JSE faces mixed Asian markets on Thursday as lockdown looms
A $2-trillion stimulus bill has been approved in the US while the Reserve Bank has begun buying bonds ahead of SA’s 21-day lockdown
The JSE’s two-day winning streak is under threat on Thursday, with the local bourse contending with mixed Asian markets ahead of a 21-day lockdown that begins at midnight on Thursday.
Global markets have been buoyed this week by the passing of a $2-trillion (R34-trillion) stimulus bill in the US, which will include bailouts for various industries as well as direct payments to individuals.
Locally, the Reserve Bank has also begun buying bonds in the secondary market — effectively printing money. The rand has also benefited from a weaker dollar amid stimulus and moves by the US Federal Reserve.
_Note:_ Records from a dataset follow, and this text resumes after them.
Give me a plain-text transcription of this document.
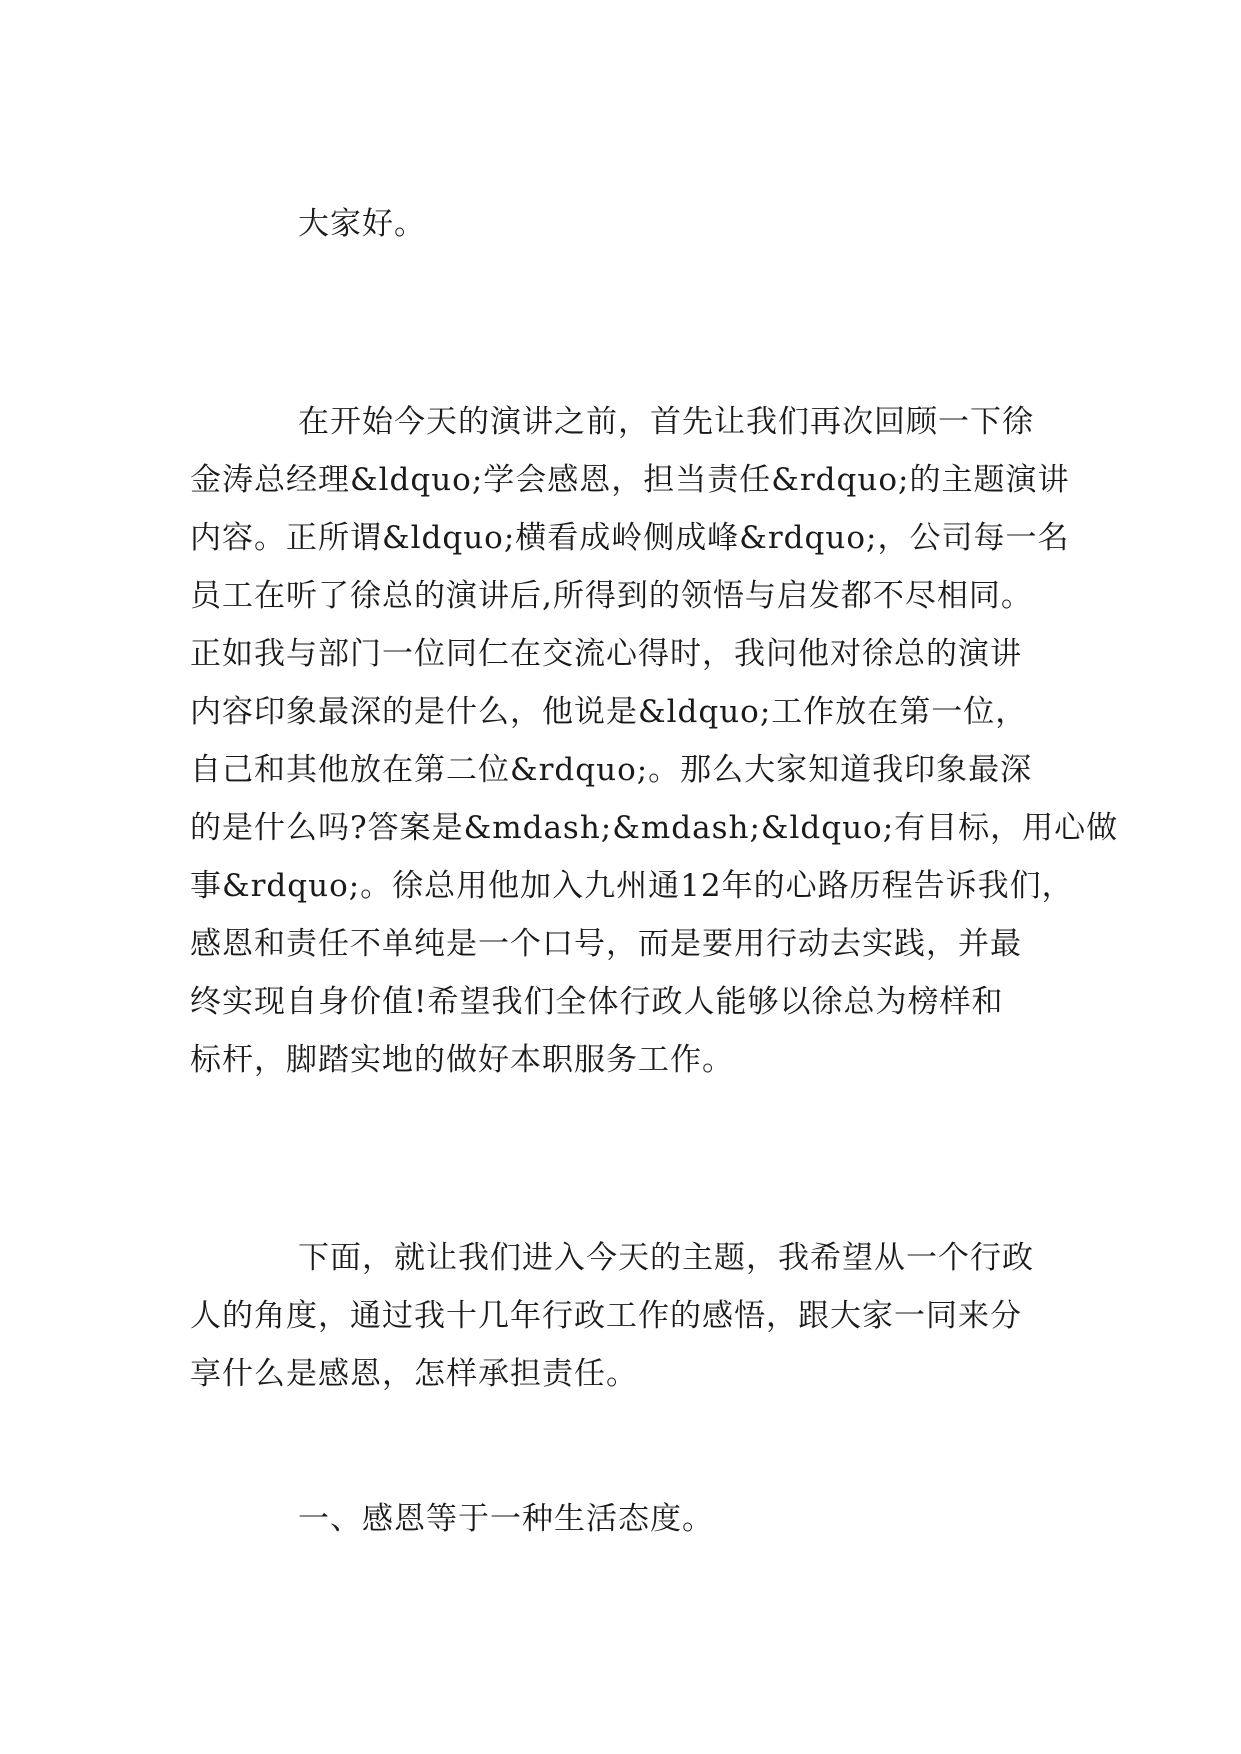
大家好。

在开始今天的演讲之前，首先让我们再次回顾一下徐
金涛总经理&ldquo;学会感恩，担当责任&rdquo;的主题演讲
内容。正所谓&ldquo;横看成岭侧成峰&rdquo;，公司每一名
员工在听了徐总的演讲后,所得到的领悟与启发都不尽相同。
正如我与部门一位同仁在交流心得时，我问他对徐总的演讲
内容印象最深的是什么，他说是&ldquo;工作放在第一位，
自己和其他放在第二位&rdquo;。那么大家知道我印象最深
的是什么吗?答案是&mdash;&mdash;&ldquo;有目标，用心做
事&rdquo;。徐总用他加入九州通12年的心路历程告诉我们，
感恩和责任不单纯是一个口号，而是要用行动去实践，并最
终实现自身价值!希望我们全体行政人能够以徐总为榜样和
标杆，脚踏实地的做好本职服务工作。

下面，就让我们进入今天的主题，我希望从一个行政
人的角度，通过我十几年行政工作的感悟，跟大家一同来分
享什么是感恩，怎样承担责任。

一、感恩等于一种生活态度。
The local currency strengthened to as much as R17.16/$ on Wednesday, when it secured its first two-day winning streak since February.
For now, markets are riding the good news from the US stimulus package, this theme, however, is against a gloomier Covid-19 picture, National Australia Bank analyst Rodrigo Catril said in a note.
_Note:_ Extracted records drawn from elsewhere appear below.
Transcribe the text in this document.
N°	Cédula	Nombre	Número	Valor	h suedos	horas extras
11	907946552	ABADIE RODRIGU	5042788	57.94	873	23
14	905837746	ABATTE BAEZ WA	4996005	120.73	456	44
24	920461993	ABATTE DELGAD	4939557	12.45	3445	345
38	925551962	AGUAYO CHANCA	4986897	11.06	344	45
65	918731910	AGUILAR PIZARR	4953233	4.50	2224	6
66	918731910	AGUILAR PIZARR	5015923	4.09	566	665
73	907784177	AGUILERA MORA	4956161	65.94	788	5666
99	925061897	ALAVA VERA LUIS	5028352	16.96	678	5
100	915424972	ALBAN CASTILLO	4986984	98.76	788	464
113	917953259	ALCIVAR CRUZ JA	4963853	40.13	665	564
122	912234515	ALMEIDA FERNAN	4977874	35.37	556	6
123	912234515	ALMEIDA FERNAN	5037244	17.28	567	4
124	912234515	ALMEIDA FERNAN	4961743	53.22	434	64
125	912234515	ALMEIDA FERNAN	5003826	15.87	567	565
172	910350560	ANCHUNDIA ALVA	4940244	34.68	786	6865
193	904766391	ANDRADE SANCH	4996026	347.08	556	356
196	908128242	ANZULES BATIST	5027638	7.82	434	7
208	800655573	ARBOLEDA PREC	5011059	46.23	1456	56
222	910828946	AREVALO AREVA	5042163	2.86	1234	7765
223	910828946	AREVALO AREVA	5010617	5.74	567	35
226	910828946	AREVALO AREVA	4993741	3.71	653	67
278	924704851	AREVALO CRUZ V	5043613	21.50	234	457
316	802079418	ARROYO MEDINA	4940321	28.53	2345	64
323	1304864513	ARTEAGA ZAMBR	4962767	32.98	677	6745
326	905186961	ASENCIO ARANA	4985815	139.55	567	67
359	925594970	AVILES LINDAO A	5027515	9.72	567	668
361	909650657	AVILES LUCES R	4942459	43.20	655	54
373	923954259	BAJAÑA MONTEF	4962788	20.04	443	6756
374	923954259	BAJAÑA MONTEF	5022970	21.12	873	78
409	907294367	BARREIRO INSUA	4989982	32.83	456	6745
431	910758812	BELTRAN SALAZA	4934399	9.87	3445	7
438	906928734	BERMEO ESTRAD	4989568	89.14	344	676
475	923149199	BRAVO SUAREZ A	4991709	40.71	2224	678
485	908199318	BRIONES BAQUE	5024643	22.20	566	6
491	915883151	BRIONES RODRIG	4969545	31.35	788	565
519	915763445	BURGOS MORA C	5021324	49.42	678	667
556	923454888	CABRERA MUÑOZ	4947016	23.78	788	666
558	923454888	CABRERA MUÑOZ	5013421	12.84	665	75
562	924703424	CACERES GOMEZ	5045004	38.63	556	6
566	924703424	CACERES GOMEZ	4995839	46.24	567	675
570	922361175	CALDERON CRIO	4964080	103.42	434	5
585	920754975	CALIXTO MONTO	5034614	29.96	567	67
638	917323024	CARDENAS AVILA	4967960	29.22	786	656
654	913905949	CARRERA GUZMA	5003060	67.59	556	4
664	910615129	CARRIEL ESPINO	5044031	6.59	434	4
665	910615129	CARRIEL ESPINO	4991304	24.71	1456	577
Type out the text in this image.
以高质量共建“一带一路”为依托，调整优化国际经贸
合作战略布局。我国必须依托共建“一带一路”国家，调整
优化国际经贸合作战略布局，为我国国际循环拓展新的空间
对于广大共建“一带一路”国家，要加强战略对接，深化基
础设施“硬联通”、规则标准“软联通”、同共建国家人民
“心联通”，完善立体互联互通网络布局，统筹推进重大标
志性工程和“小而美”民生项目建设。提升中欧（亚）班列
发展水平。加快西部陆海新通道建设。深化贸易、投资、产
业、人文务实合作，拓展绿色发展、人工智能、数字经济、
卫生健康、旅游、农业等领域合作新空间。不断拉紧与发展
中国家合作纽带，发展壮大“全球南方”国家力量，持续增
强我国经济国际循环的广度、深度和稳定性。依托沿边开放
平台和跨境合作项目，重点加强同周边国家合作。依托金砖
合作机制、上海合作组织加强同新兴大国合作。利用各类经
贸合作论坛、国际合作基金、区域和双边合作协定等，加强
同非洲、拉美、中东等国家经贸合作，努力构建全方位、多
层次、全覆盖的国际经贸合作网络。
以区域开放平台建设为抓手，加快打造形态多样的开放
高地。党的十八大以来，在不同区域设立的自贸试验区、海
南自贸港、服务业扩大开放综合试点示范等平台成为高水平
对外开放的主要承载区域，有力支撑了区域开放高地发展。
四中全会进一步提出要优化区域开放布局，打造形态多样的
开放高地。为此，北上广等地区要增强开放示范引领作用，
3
More than 20,000 people have now died from the virus and the worldwide figure of infections has surpassed the 450,000 mark, he said.
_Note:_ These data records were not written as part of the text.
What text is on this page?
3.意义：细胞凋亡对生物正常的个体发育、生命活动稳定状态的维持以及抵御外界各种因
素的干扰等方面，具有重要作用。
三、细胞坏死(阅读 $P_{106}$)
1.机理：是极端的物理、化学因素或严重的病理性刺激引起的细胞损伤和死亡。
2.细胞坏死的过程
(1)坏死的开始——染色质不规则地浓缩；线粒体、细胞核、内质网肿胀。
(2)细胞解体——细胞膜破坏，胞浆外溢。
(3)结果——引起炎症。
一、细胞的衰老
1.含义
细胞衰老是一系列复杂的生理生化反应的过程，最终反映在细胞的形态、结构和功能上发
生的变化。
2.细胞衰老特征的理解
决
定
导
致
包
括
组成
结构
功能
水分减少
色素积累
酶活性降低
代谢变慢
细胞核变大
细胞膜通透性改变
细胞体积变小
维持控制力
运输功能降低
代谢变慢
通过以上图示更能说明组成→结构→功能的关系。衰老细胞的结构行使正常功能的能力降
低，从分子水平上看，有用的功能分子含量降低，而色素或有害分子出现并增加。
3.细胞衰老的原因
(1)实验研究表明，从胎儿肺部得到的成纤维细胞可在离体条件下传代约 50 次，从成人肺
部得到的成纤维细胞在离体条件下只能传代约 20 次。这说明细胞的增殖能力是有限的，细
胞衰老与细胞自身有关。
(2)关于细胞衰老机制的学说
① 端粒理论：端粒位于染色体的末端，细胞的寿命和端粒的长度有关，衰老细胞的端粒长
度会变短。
Locally, a number of JSE-listed counters have either announced they were cancelling or delaying dividends, or declaring force majeure — a legal notice allowing businesses to avoid liability for failing to meet contractual obligations due to an unexpected event.
Asian markets were mixed on Wednesday morning, with Japan’s Nikkei down 3.3%, while Australia’s All Ordinaries index has risen 3.03%. Hong Kong’s Hang Seng and the Shanghai Composite were flat.
Tencent, of which Naspers is the larges shareholder, was up 1.21%.
Gold was down 0.8% to $1,600.51/oz while platinum fell 1.7% to $724.80. Brent crude lost 0.83% to $27.08 a barrel.
The rand was 0.22% weaker to $17.35/$.
Producer inflation data for February is due later, though focus is expected to continue to be on the looming lockdown and various related coronavirus statistics.
US fourth-quarter GDP numbers due later could also receive some attention.